Space isn’t actually nothingness but rather the four-dimensional fabric of our Universe. Actually jelly is probably a better analogy (and very rigid jelly at that) since space-time - with time being the fourth dimension - is in fact susceptible to waves and wobbling if it is disturbed by sufficiently massive objects. When astronomers talk about gravitational waves they’re referring to an astrophysical event like this, which is so energetic that it creates disturbances in the otherwise rigid space-time that can ripple outwards to distant parts of the Universe.   

This phenomenon was predicted over a hundred years ago by Albert Einstein’s General Theory of Relativity - which describes how space-time is warped by mass - but we’ve only recently been able to detect these unique gravitational signals thanks to advancements in our technology. Even still, these instruments need to be incredibly sensitive to observe GWs, with the feeble signal only registering a change as small as 1/10,000th the diameter of a proton. So far, the LIGO-Virgo collaboration has identified 90 occurrences of these ripples emanating from the mergers of dense objects like black holes and neutron stars.

Early Detection of Gravitational Waves

Artistic interpretation of what a binary neutron star merger might look like in the moments before the collision. Credit: Brian Monroe / NASA's Goddard Space Flight Center/CI Lab.

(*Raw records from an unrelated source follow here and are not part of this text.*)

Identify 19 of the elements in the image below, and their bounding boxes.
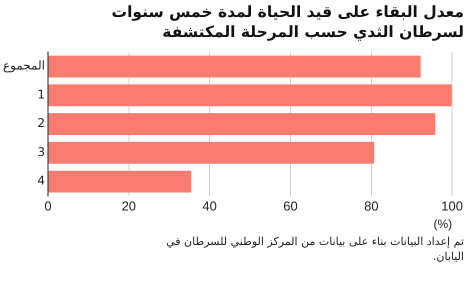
x-tick-label: 40: [202, 198, 217, 214]
chart-title: معدل البقاء على قيد الحياة لمدة خمس سنوات لسرطان الثدي حسب المرحلة المكتشفة: [110, 2, 465, 42]
bar: [48, 113, 436, 136]
y-tick-label: 2: [37, 116, 45, 130]
y-tick-label: 4: [37, 174, 45, 188]
bar: [48, 142, 374, 164]
bar: [48, 170, 192, 193]
y-tick-label: 3: [37, 144, 45, 159]
x-tick-label: 0: [44, 198, 52, 214]
bar: [48, 56, 421, 78]
x-tick-label: 20: [122, 198, 136, 214]
x-tick-label: 80: [364, 198, 379, 214]
x-axis-title: (%): [433, 217, 452, 232]
text: تم إعداد البيانات بناء على بيانات من المركز الوطني للسرطان في اليابان.: [165, 234, 465, 264]
x-tick-label: 60: [283, 198, 298, 214]
y-tick-label: المجموع: [2, 58, 45, 73]
x-tick-label: 100: [441, 198, 464, 214]
bar: [48, 84, 452, 106]
y-tick-label: 1: [37, 87, 45, 102]
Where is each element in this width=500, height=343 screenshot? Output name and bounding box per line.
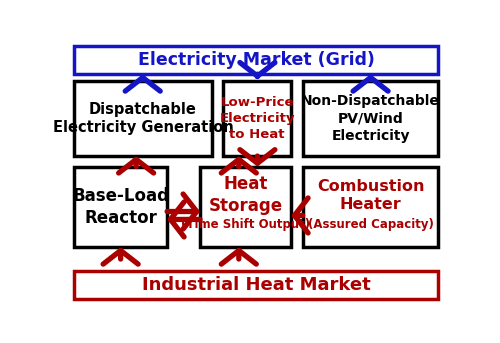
Text: Heat
Storage: Heat Storage <box>208 175 282 215</box>
Text: (Assured Capacity): (Assured Capacity) <box>308 217 434 230</box>
Text: Combustion
Heater: Combustion Heater <box>317 178 424 212</box>
FancyBboxPatch shape <box>74 81 212 156</box>
Text: Industrial Heat Market: Industrial Heat Market <box>142 276 370 294</box>
Text: Electricity Market (Grid): Electricity Market (Grid) <box>138 51 374 69</box>
FancyBboxPatch shape <box>303 81 438 156</box>
FancyBboxPatch shape <box>224 81 291 156</box>
FancyBboxPatch shape <box>74 46 438 74</box>
Text: Dispatchable
Electricity Generation: Dispatchable Electricity Generation <box>52 102 234 135</box>
FancyBboxPatch shape <box>200 167 291 247</box>
FancyBboxPatch shape <box>303 167 438 247</box>
Text: Non-Dispatchable
PV/Wind
Electricity: Non-Dispatchable PV/Wind Electricity <box>301 94 440 143</box>
FancyBboxPatch shape <box>74 271 438 299</box>
Text: Low-Price
Electricity
to Heat: Low-Price Electricity to Heat <box>220 96 295 141</box>
Text: Base-Load
Reactor: Base-Load Reactor <box>72 187 169 227</box>
FancyBboxPatch shape <box>74 167 167 247</box>
Text: (Time Shift Output): (Time Shift Output) <box>181 217 310 230</box>
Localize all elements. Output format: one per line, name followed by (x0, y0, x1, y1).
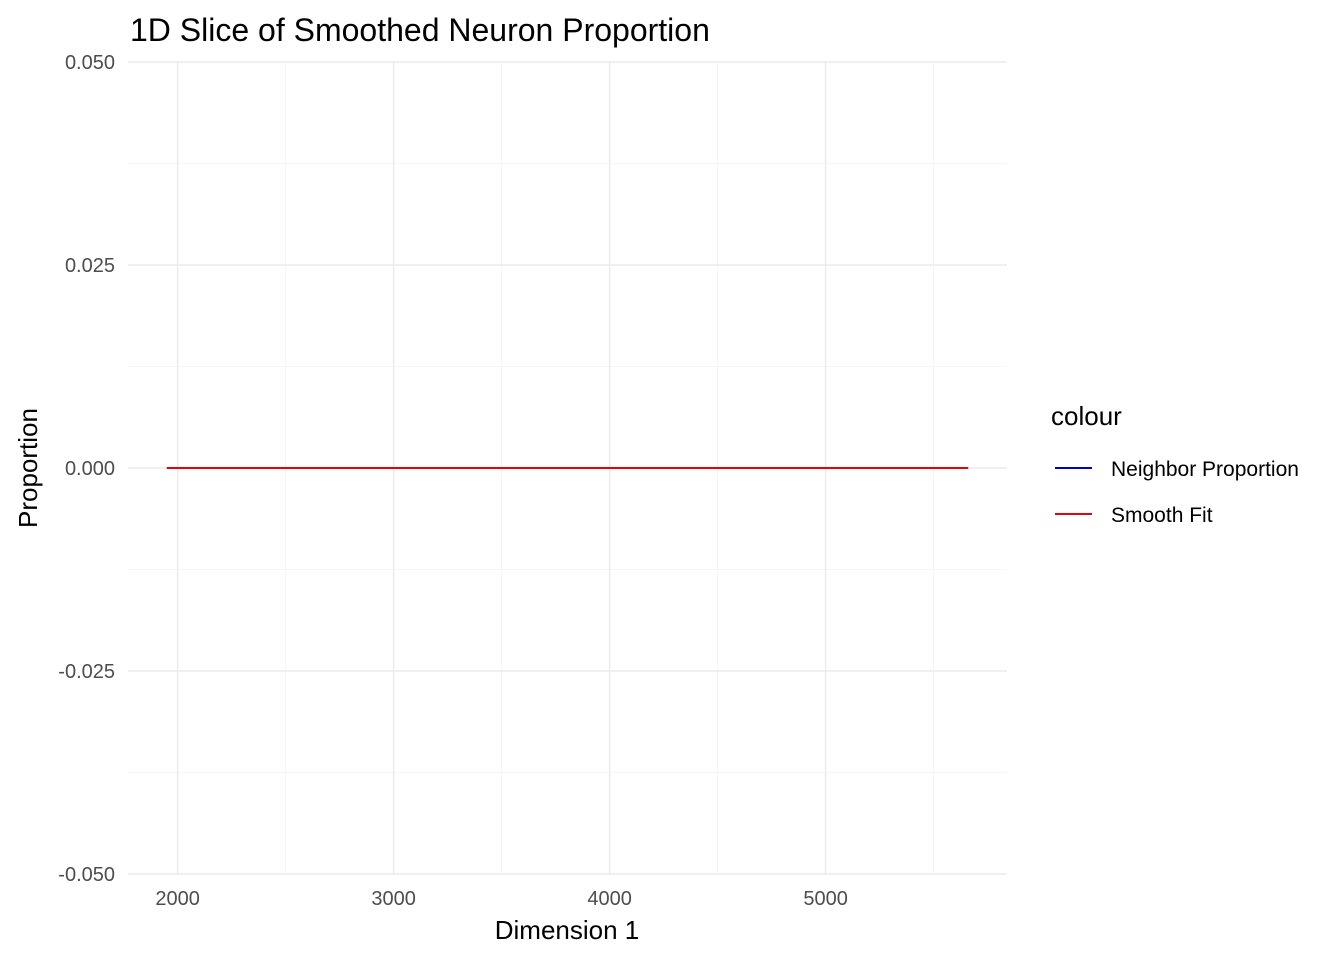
x-tick-label: 4000 (587, 888, 632, 910)
y-tick-label: -0.025 (58, 661, 115, 683)
grid-layer (128, 61, 1007, 875)
y-tick-label: -0.050 (58, 864, 115, 886)
x-tick-label: 5000 (803, 888, 848, 910)
x-axis-title: Dimension 1 (495, 915, 640, 945)
legend-label-0: Neighbor Proportion (1111, 458, 1299, 481)
legend-label-1: Smooth Fit (1111, 504, 1213, 527)
legend-title: colour (1051, 401, 1122, 431)
tick-label-layer: 2000 3000 4000 5000 -0.050 -0.025 0.000 0.025 0.… (58, 52, 848, 910)
y-tick-label: 0.000 (65, 458, 115, 480)
legend: colour Neighbor Proportion Smooth Fit (1051, 401, 1299, 527)
legend-items: Neighbor Proportion Smooth Fit (1055, 458, 1299, 527)
x-tick-label: 2000 (155, 888, 200, 910)
chart-title: 1D Slice of Smoothed Neuron Proportion (130, 12, 710, 48)
y-tick-label: 0.025 (65, 255, 115, 277)
y-tick-label: 0.050 (65, 52, 115, 74)
x-tick-label: 3000 (371, 888, 416, 910)
y-axis-title: Proportion (13, 408, 43, 528)
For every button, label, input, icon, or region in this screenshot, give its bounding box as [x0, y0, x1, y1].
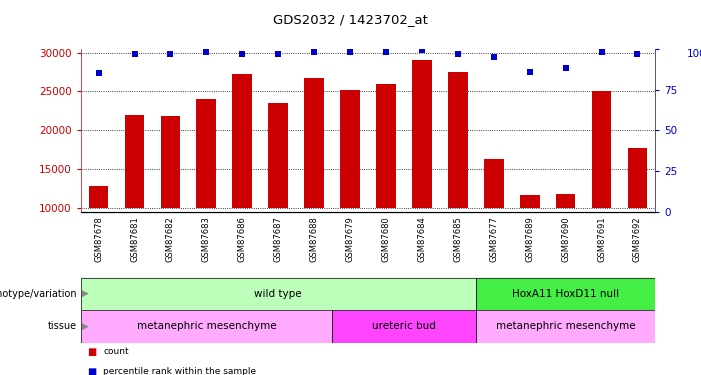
Text: GSM87682: GSM87682: [166, 216, 175, 262]
Text: metanephric mesenchyme: metanephric mesenchyme: [137, 321, 276, 332]
Point: [200, 49, 212, 55]
Bar: [304, 78, 324, 208]
Bar: [592, 92, 611, 208]
Text: GSM87678: GSM87678: [94, 216, 103, 262]
Text: count: count: [103, 346, 129, 355]
Point: [165, 51, 176, 57]
Bar: [412, 60, 432, 208]
Bar: [268, 103, 288, 208]
Bar: [556, 194, 576, 208]
Bar: [448, 72, 468, 208]
Text: GSM87687: GSM87687: [273, 216, 283, 262]
Point: [308, 49, 320, 55]
Point: [237, 51, 248, 57]
Text: percentile rank within the sample: percentile rank within the sample: [103, 367, 256, 375]
Text: GSM87689: GSM87689: [525, 216, 534, 262]
Bar: [81, 310, 332, 343]
Text: metanephric mesenchyme: metanephric mesenchyme: [496, 321, 635, 332]
Text: tissue: tissue: [48, 321, 77, 332]
Text: wild type: wild type: [254, 289, 302, 299]
Text: GSM87680: GSM87680: [381, 216, 390, 262]
Text: GSM87677: GSM87677: [489, 216, 498, 262]
Point: [129, 51, 140, 57]
Bar: [520, 195, 540, 208]
Text: GSM87692: GSM87692: [633, 216, 642, 262]
Bar: [233, 74, 252, 208]
Bar: [627, 148, 647, 208]
Bar: [332, 310, 476, 343]
Point: [344, 49, 355, 55]
Bar: [81, 278, 476, 310]
Text: ▶: ▶: [82, 290, 89, 298]
Bar: [484, 159, 503, 208]
Text: GSM87686: GSM87686: [238, 216, 247, 262]
Point: [93, 70, 104, 76]
Text: ■: ■: [88, 346, 97, 357]
Text: GSM87683: GSM87683: [202, 216, 211, 262]
Point: [381, 49, 392, 55]
Bar: [89, 186, 109, 208]
Text: ▶: ▶: [82, 322, 89, 331]
Bar: [161, 116, 180, 208]
Text: GSM87679: GSM87679: [346, 216, 355, 262]
Bar: [340, 90, 360, 208]
Text: ■: ■: [88, 367, 97, 375]
Point: [632, 51, 643, 57]
Point: [488, 54, 499, 60]
Text: GDS2032 / 1423702_at: GDS2032 / 1423702_at: [273, 13, 428, 26]
Point: [452, 51, 463, 57]
Point: [560, 65, 571, 71]
Text: genotype/variation: genotype/variation: [0, 289, 77, 299]
Bar: [376, 84, 396, 208]
Text: GSM87684: GSM87684: [417, 216, 426, 262]
Point: [524, 69, 536, 75]
Text: HoxA11 HoxD11 null: HoxA11 HoxD11 null: [512, 289, 619, 299]
Text: GSM87690: GSM87690: [561, 216, 570, 262]
Text: GSM87688: GSM87688: [310, 216, 319, 262]
Text: GSM87685: GSM87685: [454, 216, 463, 262]
Point: [416, 47, 428, 53]
Point: [273, 51, 284, 57]
Text: GSM87691: GSM87691: [597, 216, 606, 262]
Bar: [476, 310, 655, 343]
Bar: [476, 278, 655, 310]
Text: 100%: 100%: [687, 49, 701, 59]
Bar: [196, 99, 216, 208]
Bar: [125, 115, 144, 208]
Point: [596, 49, 607, 55]
Text: GSM87681: GSM87681: [130, 216, 139, 262]
Text: ureteric bud: ureteric bud: [372, 321, 436, 332]
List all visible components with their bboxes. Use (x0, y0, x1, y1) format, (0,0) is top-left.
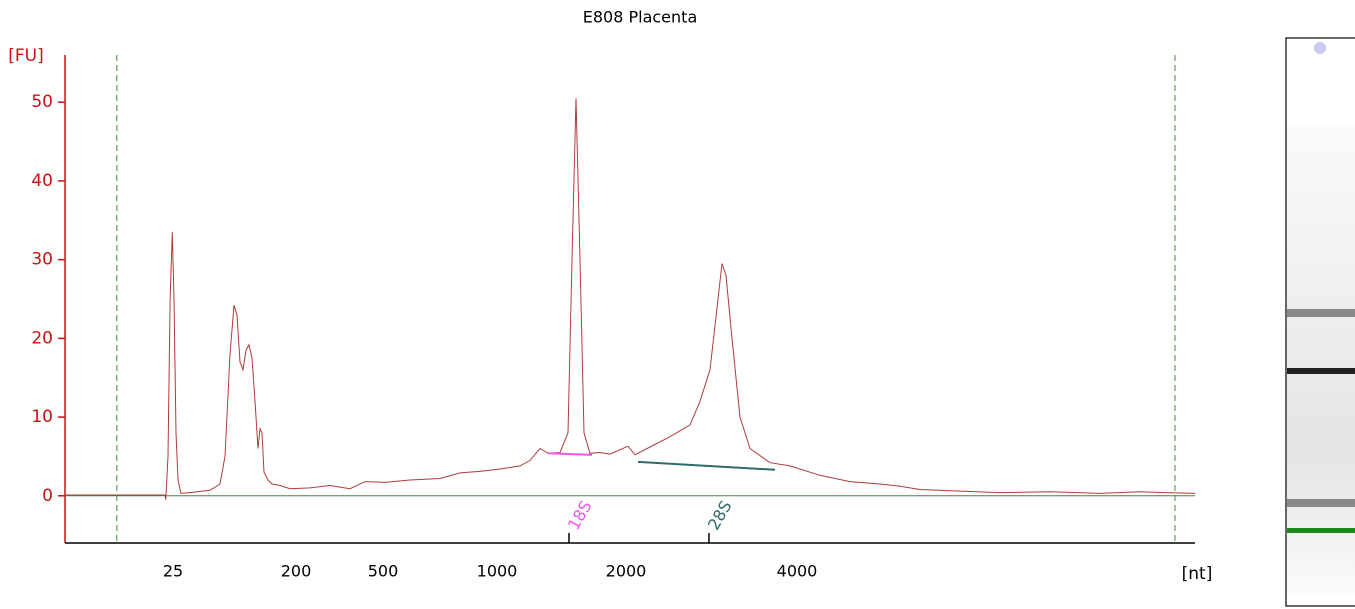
x-tick-label: 25 (163, 562, 183, 581)
y-tick-label: 10 (31, 407, 53, 427)
gel-marker-dot (1314, 42, 1326, 54)
x-tick-label: 2000 (606, 562, 647, 581)
y-tick-label: 50 (31, 92, 53, 112)
x-tick-label: 200 (281, 562, 312, 581)
x-axis-label: [nt] (1182, 564, 1213, 584)
gel-band (1287, 309, 1355, 317)
x-tick-label: 1000 (477, 562, 518, 581)
peak-baseline (547, 452, 592, 456)
peak-label: 28S (704, 497, 736, 533)
peak-label: 18S (564, 497, 596, 533)
x-tick-label: 4000 (777, 562, 818, 581)
y-tick-label: 20 (31, 328, 53, 348)
chart-title: E808 Placenta (583, 8, 698, 27)
y-axis-label: [FU] (8, 46, 44, 66)
gel-lane (1285, 37, 1355, 607)
gel-band (1287, 368, 1355, 374)
y-tick-label: 30 (31, 250, 53, 270)
peak-baseline (637, 460, 776, 471)
gel-band (1287, 528, 1355, 533)
y-tick-label: 0 (42, 486, 53, 506)
y-tick-label: 40 (31, 171, 53, 191)
trace-line (65, 98, 1196, 500)
x-tick-label: 500 (368, 562, 399, 581)
gel-band (1287, 499, 1355, 507)
gel-background (1287, 125, 1355, 595)
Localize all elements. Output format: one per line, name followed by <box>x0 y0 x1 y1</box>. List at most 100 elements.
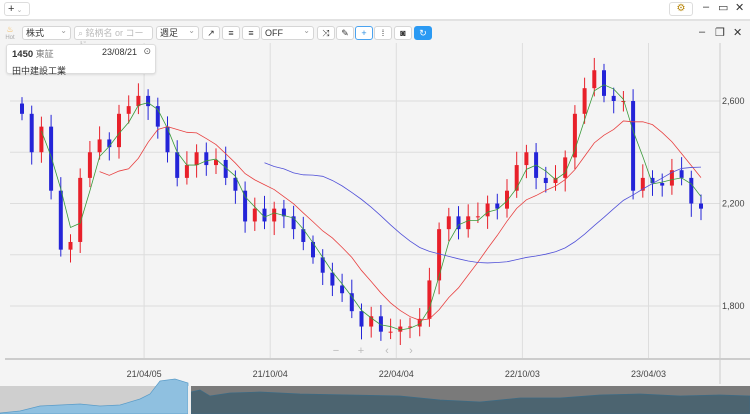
screenshot-button[interactable]: ◙ <box>394 26 412 40</box>
candle-body <box>699 203 703 209</box>
symbol-search-input[interactable]: ⌕ 銘柄名 or コード <box>74 26 153 50</box>
app-minimize-button[interactable]: – <box>703 1 710 13</box>
settings-button[interactable]: ⚙ <box>669 2 693 16</box>
refresh-button[interactable]: ↻ <box>414 26 432 40</box>
date-label: 23/08/21 <box>101 47 137 57</box>
candle-body <box>243 190 248 222</box>
candle-body <box>437 229 442 281</box>
candle-body <box>621 101 626 102</box>
shuffle-button[interactable]: ⤨ <box>317 26 335 40</box>
candle-body <box>252 208 257 222</box>
candle-body <box>97 139 102 153</box>
chevron-down-icon: ⌄ <box>16 7 23 14</box>
candle-body <box>466 216 471 230</box>
hot-label: Hot <box>5 35 15 41</box>
trendline-button[interactable]: ↗ <box>202 26 220 40</box>
shuffle-icon: ⤨ <box>322 28 330 38</box>
candle-body <box>592 70 597 89</box>
candle-body <box>446 216 451 230</box>
indicator-select[interactable]: OFF <box>261 25 314 40</box>
candle-body <box>689 177 694 204</box>
draw-button[interactable]: ✎ <box>336 26 354 40</box>
period-select[interactable]: 週足 <box>156 25 199 40</box>
candle-body <box>475 216 480 218</box>
candle-body <box>272 208 277 222</box>
candle-body <box>49 126 54 191</box>
candle-body <box>660 183 665 186</box>
add-tab-button[interactable]: + ⌄ <box>4 2 30 16</box>
nav-zoom-in-button[interactable]: + <box>358 345 364 357</box>
candle-body <box>262 208 267 222</box>
candle-body <box>281 208 286 217</box>
x-tick-label: 22/04/04 <box>379 369 414 379</box>
candle-body <box>136 95 141 107</box>
nav-zoom-out-button[interactable]: − <box>333 345 339 357</box>
market-select[interactable]: 株式 <box>22 25 71 40</box>
candle-body <box>194 152 199 166</box>
candle-body <box>58 190 63 250</box>
y-tick-label: 2,200 <box>722 199 745 209</box>
navigator-area-selected <box>190 389 750 414</box>
window-close-button[interactable]: ✕ <box>733 27 743 39</box>
candle-body <box>214 159 218 166</box>
candle-body <box>126 106 131 114</box>
candle-body <box>320 257 325 273</box>
candle-body <box>349 293 354 312</box>
gear-icon: ⚙ <box>676 3 686 14</box>
nav-prev-button[interactable]: ‹ <box>385 345 389 357</box>
crosshair-button[interactable]: + <box>355 26 373 40</box>
app-close-button[interactable]: ✕ <box>735 2 745 14</box>
collapse-icon[interactable]: ⊙ <box>143 46 151 56</box>
align-right-button[interactable]: ≡ <box>242 26 260 40</box>
compare-button[interactable]: ⁞ <box>374 26 392 40</box>
flame-icon: ♨ <box>6 25 14 34</box>
plus-icon: + <box>8 3 15 15</box>
window-restore-button[interactable]: ❐ <box>715 27 725 39</box>
candle-body <box>155 106 160 127</box>
navigator-handle[interactable] <box>188 386 191 414</box>
candle-body <box>582 88 587 114</box>
chart-toolbar: ♨Hot 株式 ⌕ 銘柄名 or コード 週足 ↗ ≡ ≡ OFF ⤨ ✎ + … <box>0 23 750 50</box>
hot-button[interactable]: ♨ Hot <box>5 26 15 42</box>
candle-body <box>456 216 461 230</box>
ma-mid-line <box>99 120 702 321</box>
x-tick-label: 21/10/04 <box>253 369 288 379</box>
candle-body <box>427 280 432 319</box>
candle-body <box>146 95 151 107</box>
candle-body <box>408 326 412 328</box>
pencil-icon: ✎ <box>341 28 349 38</box>
y-tick-label: 2,600 <box>722 96 745 106</box>
x-tick-label: 23/04/03 <box>631 369 666 379</box>
candle-body <box>117 113 121 148</box>
chart-window: 2,600 2,200 1,800 21/04/05 21/10/04 22/04/04 2… <box>0 19 750 414</box>
search-icon: ⌕ <box>78 28 86 38</box>
candle-body <box>165 126 170 153</box>
candle-body <box>563 157 568 178</box>
symbol-code: 1450 <box>12 49 34 60</box>
candle-body <box>602 70 606 96</box>
candle-body <box>359 311 364 327</box>
app-maximize-button[interactable]: ▭ <box>718 2 729 14</box>
align-left-button[interactable]: ≡ <box>222 26 240 40</box>
price-chart[interactable]: 2,600 2,200 1,800 21/04/05 21/10/04 22/04/04 2… <box>0 21 750 414</box>
nav-next-button[interactable]: › <box>409 345 413 357</box>
crosshair-icon: + <box>361 28 367 38</box>
window-minimize-button[interactable]: – <box>699 26 706 38</box>
candle-body <box>485 203 490 217</box>
candle-body <box>388 331 393 333</box>
lines-left-icon: ≡ <box>228 28 234 38</box>
candle-body <box>417 318 422 327</box>
candle-body <box>514 165 519 191</box>
candle-body <box>29 113 34 153</box>
candle-body <box>611 95 616 101</box>
candle-body <box>311 241 315 258</box>
candle-body <box>301 229 306 242</box>
refresh-icon: ↻ <box>419 28 427 38</box>
candle-body <box>175 152 180 178</box>
candle-body <box>398 326 403 332</box>
candle-body <box>669 170 674 186</box>
candle-body <box>631 101 636 191</box>
x-tick-label: 22/10/03 <box>505 369 540 379</box>
company-name: 田中建設工業 <box>12 66 67 76</box>
candle-body <box>640 177 645 191</box>
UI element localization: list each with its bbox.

When a pair of black holes, neutron stars, or a mixed pair (a black hole and a neutron star) orbit too closely, they begin to spiral towards one another until their paths meet and they merge into a single object. The cosmic collisions produce powerful space-time disturbances but LIGO-Virgo can also detect the smaller ripples generated by the inspiral itself, which grow in frequency and amplitude as the objects circle closer.  

The work done by the UWA team, which was published in the Astrophysical Journal Letters (ApJL), involved testing the SPIIR detection pipeline on a simulated dataset designed to represent what the fourth upcoming LIGO-Virgo observing run (O4) will look like. They expect that the pipeline will be able to detect at least one binary neutron star merger per year, roughly 12 seconds before the two dense objects collide.

GW signals can be used to obtain important information about physical properties, like the mass, of black holes and neutron stars before and after they merge. The collision of neutron stars specifically is understood to produce heavy elements like gold and platinum, and other heavy metals which then go on to play an important role in other objects like planets. For example, radioactive decay of heavy elements keeps the interior of Earth warm enough to produce dynamical magma, which in turn drives tectonic plate activity, which is vital for the removal of carbon from the atmosphere, thus making Earth habitable. 

Using the SPIIR pipeline will enable astronomers to observe these energetic events at earlier post-merger times than ever before and help them study the production of neutron-rich materials as well as the birth of newly merged black holes.